Il y a des parties de Soria où vous ne pouvez même pas obtenir de signal de télévision, vous pouvez donc imaginer comment c’est avec Internet : il n’a même pas atteint certaines villes, a-t-il dit. Aujourd’hui, une connexion à haut débit est aussi indispensable aux citoyens que l’électricité et l’eau courante l’étaient dans les années 1960. Il est honteux qu’elle soit toujours inaccessible dans cette région.
Pablo Simn, politologue à l’université Carlos III de Madrid, a déclaré que le paysage politique polarisé de l’Espagne en faisait un bon moment pour être un parti régional.
L’Espagne est fragmentée en ce moment : il n’y a pas de droite unique, il n’y a pas de gauche unique, et ce contexte volatil dans lequel les majorités absolues n’existent pas signifie que les petits partis peuvent acquérir une pertinence sans précédent, a-t-il déclaré.
Simn a ajouté que les lois électorales espagnoles signifiaient que les seuils pour obtenir des sièges au parlement national étaient relativement bas dans les régions les moins peuplées du pays.
À Madrid, un parti a besoin d’environ 100 000 voix pour obtenir un siège au parlement, mais dans un endroit comme Soria, vous pouvez vous en tirer avec environ 18 000 voix ; si Soria Ya! aussi performant qu’il l’a fait aux élections régionales, il y parviendra.

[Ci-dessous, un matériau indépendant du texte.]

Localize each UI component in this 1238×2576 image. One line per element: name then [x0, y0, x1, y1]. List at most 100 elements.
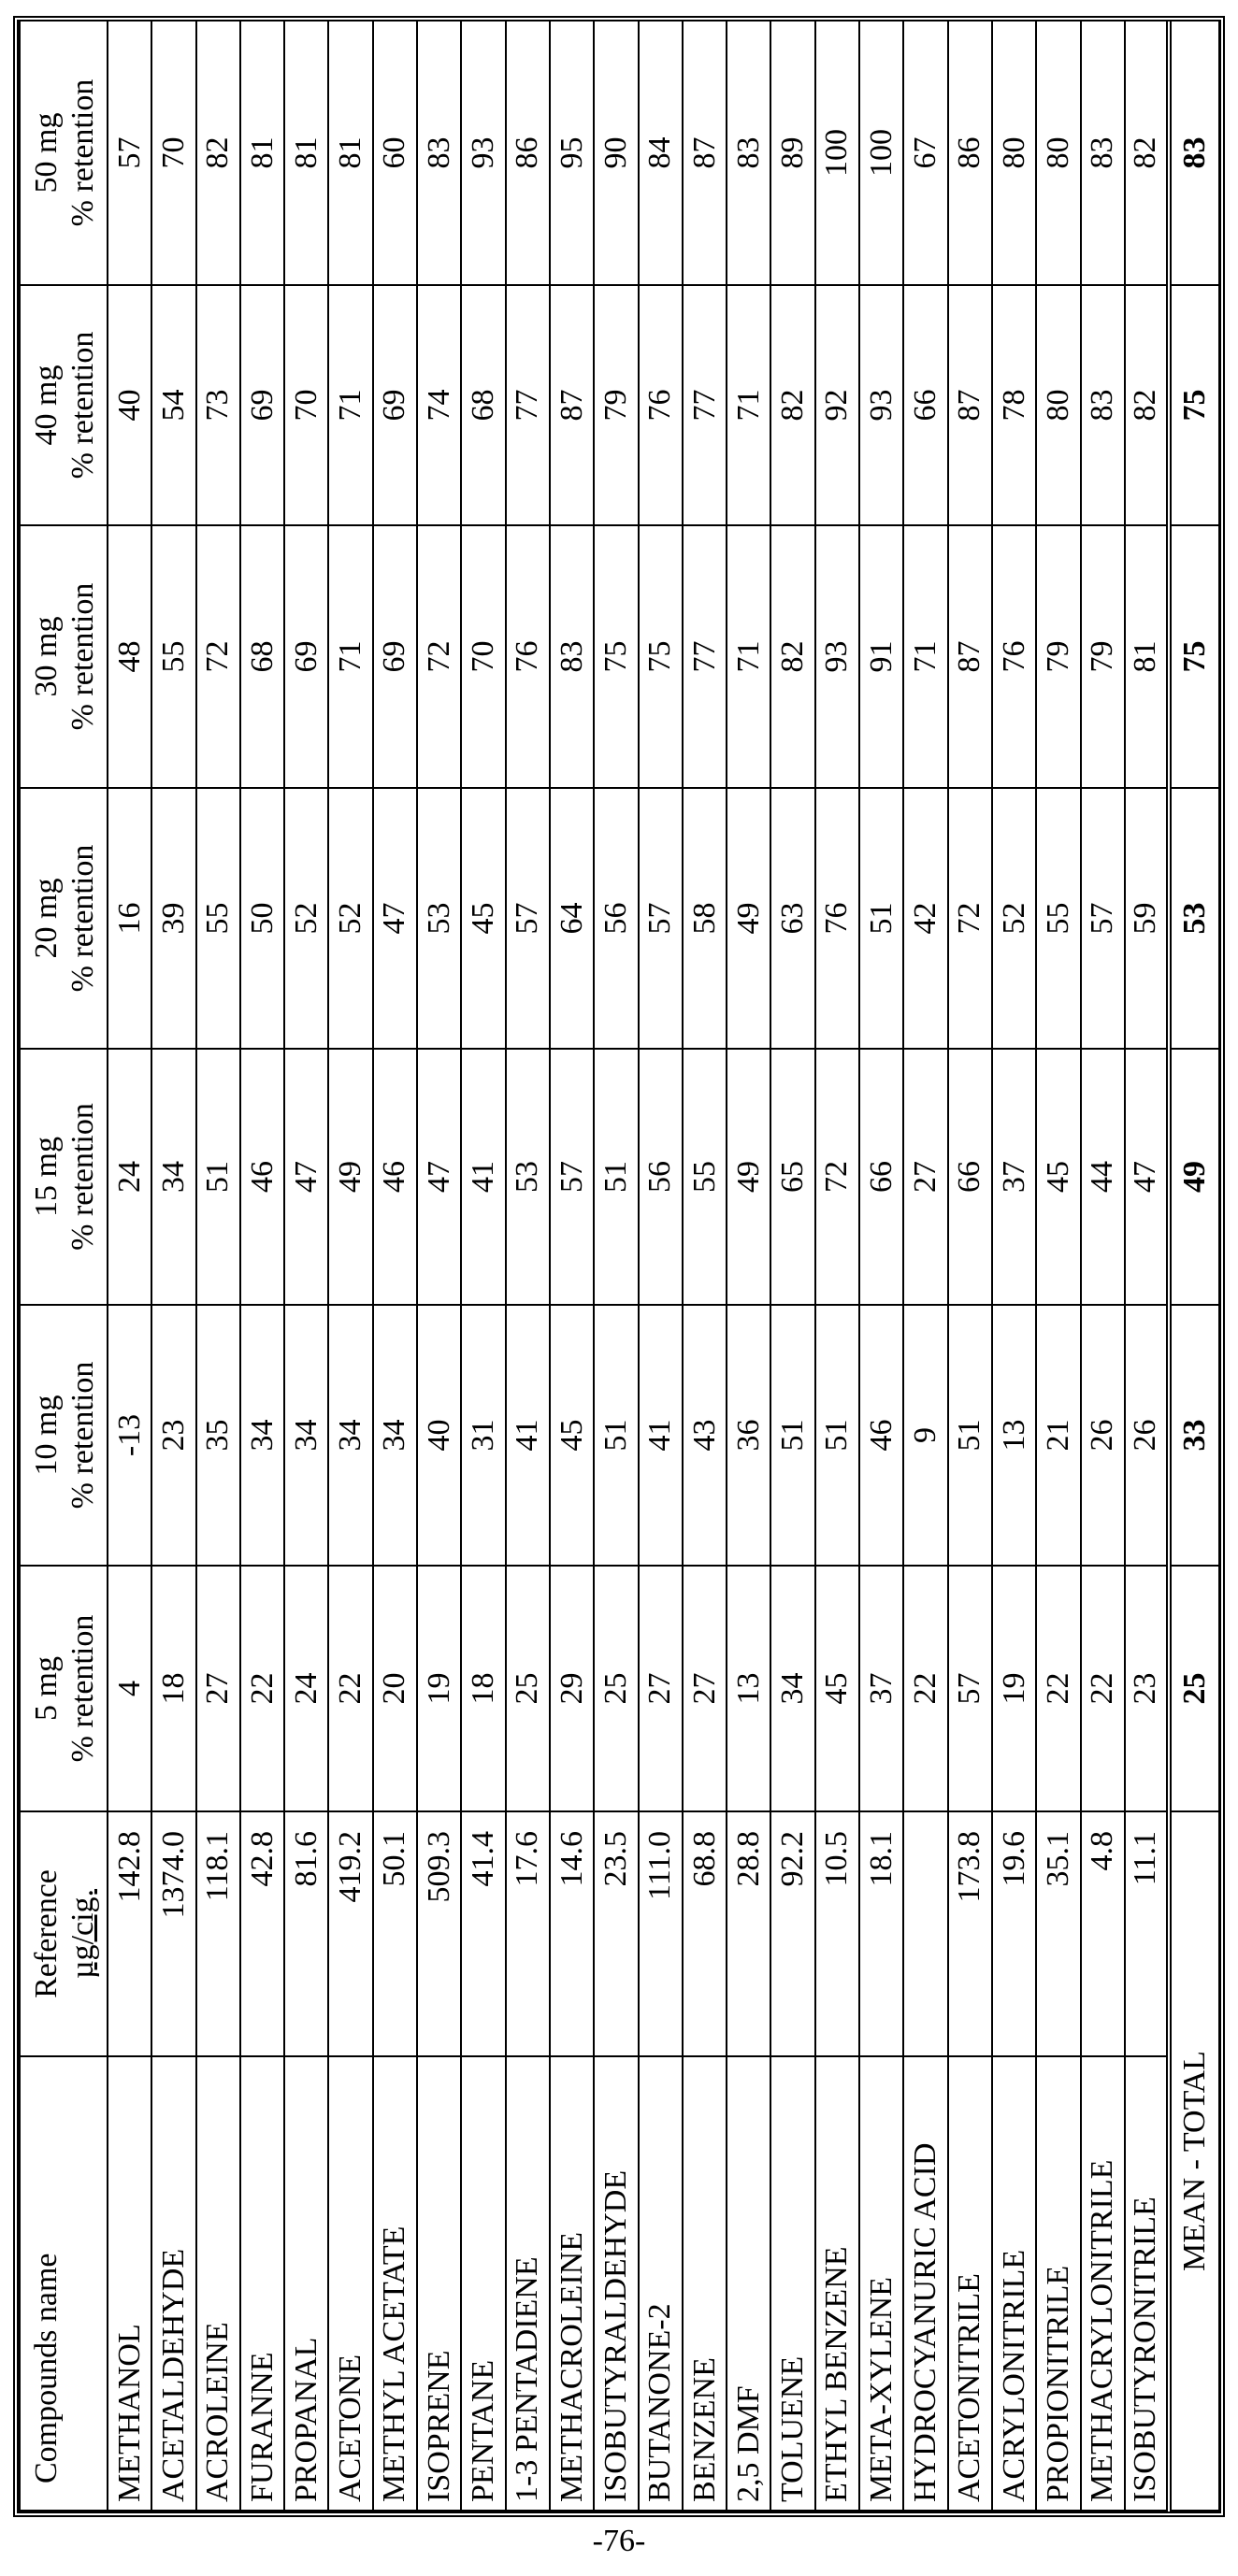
retention-value: 100	[815, 21, 859, 285]
retention-value: 69	[284, 525, 328, 788]
header-dose-unit: % retention	[65, 1103, 100, 1251]
compound-name: ACRYLONITRILE	[992, 2056, 1036, 2511]
retention-value: 79	[1081, 525, 1125, 788]
retention-value: 72	[815, 1049, 859, 1305]
table-row: ACETONE419.222344952717181	[328, 21, 372, 2511]
header-dose-unit: % retention	[65, 332, 100, 479]
retention-value: 79	[594, 285, 638, 525]
retention-value: 45	[461, 788, 505, 1049]
retention-value: 83	[1081, 285, 1125, 525]
retention-value: 83	[550, 525, 594, 788]
retention-value: 55	[151, 525, 195, 788]
retention-value: 70	[461, 525, 505, 788]
retention-value: 55	[683, 1049, 727, 1305]
mean-value: 49	[1169, 1049, 1219, 1305]
retention-value: 71	[903, 525, 947, 788]
retention-value: 87	[948, 525, 992, 788]
compound-name: 2,5 DMF	[727, 2056, 770, 2511]
retention-value: 71	[328, 285, 372, 525]
retention-value: 82	[1125, 285, 1169, 525]
retention-value: 73	[196, 285, 240, 525]
header-dose-amount: 10 mg	[29, 1395, 64, 1476]
retention-value: 22	[328, 1566, 372, 1811]
retention-value: 18	[461, 1566, 505, 1811]
reference-value: 419.2	[328, 1811, 372, 2056]
retention-value: 80	[1036, 285, 1080, 525]
mean-value: 33	[1169, 1305, 1219, 1566]
compound-name: METHACROLEINE	[550, 2056, 594, 2511]
table-row: ACRYLONITRILE19.619133752767880	[992, 21, 1036, 2511]
retention-value: 93	[815, 525, 859, 788]
table-row: METHANOL142.84-132416484057	[108, 21, 151, 2511]
mean-value: 75	[1169, 285, 1219, 525]
retention-value: 76	[506, 525, 550, 788]
compound-name: BENZENE	[683, 2056, 727, 2511]
retention-value: 27	[903, 1049, 947, 1305]
retention-value: -13	[108, 1305, 151, 1566]
retention-value: 81	[284, 21, 328, 285]
header-dose-unit: % retention	[65, 79, 100, 227]
header-dose-amount: 30 mg	[29, 617, 64, 697]
retention-value: 22	[903, 1566, 947, 1811]
mean-value: 53	[1169, 788, 1219, 1049]
retention-value: 44	[1081, 1049, 1125, 1305]
retention-value: 55	[1036, 788, 1080, 1049]
table-row: 2,5 DMF28.813364949717183	[727, 21, 770, 2511]
retention-value: 58	[683, 788, 727, 1049]
header-dose-amount: 15 mg	[29, 1137, 64, 1217]
table-row: TOLUENE92.234516563828289	[770, 21, 814, 2511]
retention-value: 57	[550, 1049, 594, 1305]
retention-value: 37	[859, 1566, 903, 1811]
retention-value: 52	[992, 788, 1036, 1049]
retention-value: 51	[770, 1305, 814, 1566]
retention-value: 41	[639, 1305, 683, 1566]
retention-value: 92	[815, 285, 859, 525]
retention-value: 51	[196, 1049, 240, 1305]
header-compounds-name: Compounds name	[20, 2056, 108, 2511]
retention-value: 51	[594, 1049, 638, 1305]
reference-value: 19.6	[992, 1811, 1036, 2056]
header-reference: Referenceµg/cig.	[20, 1811, 108, 2056]
retention-value: 57	[948, 1566, 992, 1811]
reference-value: 68.8	[683, 1811, 727, 2056]
retention-value: 87	[683, 21, 727, 285]
retention-value: 82	[1125, 21, 1169, 285]
reference-value: 42.8	[240, 1811, 284, 2056]
retention-value: 74	[417, 285, 461, 525]
reference-value: 23.5	[594, 1811, 638, 2056]
retention-value: 24	[284, 1566, 328, 1811]
retention-value: 34	[373, 1305, 417, 1566]
retention-value: 31	[461, 1305, 505, 1566]
retention-value: 69	[240, 285, 284, 525]
retention-value: 81	[1125, 525, 1169, 788]
retention-value: 19	[992, 1566, 1036, 1811]
reference-value: 111.0	[639, 1811, 683, 2056]
retention-value: 57	[108, 21, 151, 285]
retention-value: 81	[240, 21, 284, 285]
retention-value: 66	[948, 1049, 992, 1305]
retention-value: 54	[151, 285, 195, 525]
compound-name: ACETONITRILE	[948, 2056, 992, 2511]
retention-value: 75	[594, 525, 638, 788]
retention-value: 56	[594, 788, 638, 1049]
reference-value: 4.8	[1081, 1811, 1125, 2056]
retention-value: 83	[1081, 21, 1125, 285]
retention-value: 67	[903, 21, 947, 285]
header-dose-unit: % retention	[65, 583, 100, 731]
retention-value: 47	[284, 1049, 328, 1305]
table-row: HYDROCYANURIC ACID2292742716667	[903, 21, 947, 2511]
retention-value: 68	[461, 285, 505, 525]
retention-value: 93	[461, 21, 505, 285]
retention-value: 76	[815, 788, 859, 1049]
retention-value: 69	[373, 525, 417, 788]
retention-value: 49	[727, 1049, 770, 1305]
retention-value: 68	[240, 525, 284, 788]
retention-value: 47	[417, 1049, 461, 1305]
table-row: PROPIONITRILE35.122214555798080	[1036, 21, 1080, 2511]
retention-value: 91	[859, 525, 903, 788]
rotated-table-container: Compounds nameReferenceµg/cig.5 mg% rete…	[13, 16, 1225, 2517]
table-row: ISOBUTYRONITRILE11.123264759818282	[1125, 21, 1169, 2511]
retention-value: 46	[373, 1049, 417, 1305]
compound-name: PROPANAL	[284, 2056, 328, 2511]
retention-value: 49	[727, 788, 770, 1049]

Compte tenu de l’étroitesse de l’élection, les partis régionaux pourraient détenir la clé du prochain gouvernement espagnol.
Actuellement, il n’y a pratiquement aucun scénario dans lequel Snchez peut gouverner sans leur soutien. Pendant ce temps, si le Parti populaire remporte suffisamment de sièges au Parlement, les petits partis pourraient l’aider à obtenir un gouvernement minoritaire sans avoir à s’appuyer sur le parti d’extrême droite Vox.
Si cela s’avère impossible, cependant, Teruel Existe Guitarte a déclaré qu’une hypothétique coalition Parti populaire-Vox n’aurait jamais son soutien.
Vox est contre tout ce que nous défendons : il défend un État centralisé, veut éliminer les gouvernements régionaux, prétend soutenir les agriculteurs mais soutient ensuite les rivières déviantes pour canaliser l’eau de l’intérieur ailleurs, a-t-il déclaré. De plus, l’approche des partis vis-à-vis de la violence sexiste et d’autres questions est totalement incompatible avec nous. »
« Nous défendons la liberté, la démocratie et la pluralité ; le strict minimum pour conclure un accord avec nous est de respecter ces valeurs », a-t-il ajouté.